Sonda söyleyeceğimi başta söyleyeyim: Bazıları aramızdan hızla ayrılıyor. Burada olan bedenlerine bakıp bu nasıl insan diye söylenmeyin. O çoktan otomatların arasına karıştı gitti.
Otomatların arasına nasıl karışıldığını 82 yaşında cami cezası alan nine üzerinden “okuyalım”.
Camii bekleme cezası alan 82 yaşındaki Fatma Sazan ninenin haberini can dostum kulağıma anlattı telefon telleri üzerinden. O anlatırken ağladı, ben dinlerken. Onun ağladığını burnunun akmasından anladım. O benim ağladığımı bilmedi.
Kalbim daraldı. Koştum sosyal medyaya arka arkaya bir kaç tivit yazdım. Yazmasam ölürdüm noktasına gelmeme az kalmıştı.
Yazar yazmaz pusuda bekleyenler sökün etti.
1-Vicdansız! Nineyi görüyorsun da filanı niye görmüyorsun.

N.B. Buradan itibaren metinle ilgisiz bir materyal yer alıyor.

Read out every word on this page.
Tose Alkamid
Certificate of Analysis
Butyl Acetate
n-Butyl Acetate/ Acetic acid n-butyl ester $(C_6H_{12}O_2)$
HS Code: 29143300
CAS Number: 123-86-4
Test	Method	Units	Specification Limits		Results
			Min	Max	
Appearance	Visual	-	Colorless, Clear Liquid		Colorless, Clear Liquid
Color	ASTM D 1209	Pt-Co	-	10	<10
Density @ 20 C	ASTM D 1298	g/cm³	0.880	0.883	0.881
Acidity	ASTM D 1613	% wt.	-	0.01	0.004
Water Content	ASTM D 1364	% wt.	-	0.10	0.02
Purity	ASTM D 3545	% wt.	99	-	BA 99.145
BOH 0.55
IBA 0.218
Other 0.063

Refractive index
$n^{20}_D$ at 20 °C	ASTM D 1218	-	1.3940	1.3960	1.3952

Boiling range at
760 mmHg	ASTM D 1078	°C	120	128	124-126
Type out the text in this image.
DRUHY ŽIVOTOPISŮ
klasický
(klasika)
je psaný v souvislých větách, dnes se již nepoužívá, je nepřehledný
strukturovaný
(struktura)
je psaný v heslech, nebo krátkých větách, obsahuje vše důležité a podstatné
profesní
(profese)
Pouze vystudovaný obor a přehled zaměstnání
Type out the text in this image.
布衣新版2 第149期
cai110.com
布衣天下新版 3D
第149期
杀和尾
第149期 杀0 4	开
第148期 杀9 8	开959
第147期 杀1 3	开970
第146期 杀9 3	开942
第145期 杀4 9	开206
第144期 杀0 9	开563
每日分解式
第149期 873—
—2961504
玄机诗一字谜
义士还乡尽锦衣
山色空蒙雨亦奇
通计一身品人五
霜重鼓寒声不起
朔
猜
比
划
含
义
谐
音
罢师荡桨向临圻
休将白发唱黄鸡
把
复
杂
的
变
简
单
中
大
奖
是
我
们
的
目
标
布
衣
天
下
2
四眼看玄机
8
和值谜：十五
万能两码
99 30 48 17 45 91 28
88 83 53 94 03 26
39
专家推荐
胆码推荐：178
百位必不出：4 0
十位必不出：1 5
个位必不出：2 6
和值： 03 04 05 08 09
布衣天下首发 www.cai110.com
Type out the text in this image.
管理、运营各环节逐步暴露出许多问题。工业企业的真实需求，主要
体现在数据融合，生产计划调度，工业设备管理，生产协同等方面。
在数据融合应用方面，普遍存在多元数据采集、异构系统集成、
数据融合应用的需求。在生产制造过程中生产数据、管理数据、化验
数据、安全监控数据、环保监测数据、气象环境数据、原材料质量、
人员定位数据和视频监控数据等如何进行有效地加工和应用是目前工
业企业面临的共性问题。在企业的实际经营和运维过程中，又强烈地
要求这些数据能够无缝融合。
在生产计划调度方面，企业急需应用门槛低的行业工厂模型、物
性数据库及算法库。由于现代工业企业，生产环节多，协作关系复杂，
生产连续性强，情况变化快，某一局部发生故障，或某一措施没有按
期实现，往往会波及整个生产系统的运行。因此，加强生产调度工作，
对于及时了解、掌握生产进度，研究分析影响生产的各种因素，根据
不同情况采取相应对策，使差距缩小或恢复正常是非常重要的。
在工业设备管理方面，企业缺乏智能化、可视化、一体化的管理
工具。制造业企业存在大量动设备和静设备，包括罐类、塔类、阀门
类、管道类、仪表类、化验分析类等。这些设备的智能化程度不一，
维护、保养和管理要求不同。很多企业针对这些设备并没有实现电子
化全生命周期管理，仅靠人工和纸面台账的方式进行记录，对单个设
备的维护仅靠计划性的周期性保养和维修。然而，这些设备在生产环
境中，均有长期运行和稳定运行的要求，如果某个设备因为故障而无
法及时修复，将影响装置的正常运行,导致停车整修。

Onun hakkında yazıyorsun da benim hakkımda neden yazmıyorsun?
Kafanızı kuma gömdünüz Allah belanızı verecek.
Yukarıdaki cümlelerin sahipleri incitmek, aşağılamak için bekleyen “onu yazma beni yaz” taifesinden.
Bunlara cevap yazmıyorum. Ama hesaplarına gidip bakıyorum. Attığım her tivit için pusuda bekleyenler ne yazmış? Ne yapıyor? Kaleminden beddua akanlar yemiş –içmiş, eğlenmiş oluyor genellikle. Hatta vicdanın varsa, hadi şu intiharı da yaz diyen, bana öyle dedikten sonra başka hesaplara gayet hoş eğlenceli şeyler yazmış oluyor. Çok güldük, çok eğlendik falan filan.
Hakikaten kederli olan, yardım bekleyen insanların hesabı dört bir taraftan yardım bekleyen tivitlerle dolu. Ki bunlardan birisi yıllarca kuru iğne tedavisi yaptırdığım Prof. Dr. Turan Uslu'nun oğluna ait. Turan Uslu'nun bir an önce hakim karşısına çıkarılması için dua ediyorum. Benim gibi dua eden çok hastası vardır muhakkak. Ama kas hastası olan oğlu için gerçekten çok üzüldüm/üzülüyorum.
Bunlar benim bildiğim hikâyeler. Bir de bilmediklerim var.
FETÖ davasından içeriye alınan, mesleğini kaybeden yüzlerce belki de binlerce masum insan var. Bu konuda niye yazmıyorsun diyenlere şunu söylüyorum: Neyi yazacağım? İçerde masumların da olduğunu Adalet Bakanı bizzat kendisi dile getirmişken, ben neyi dile getireceğim?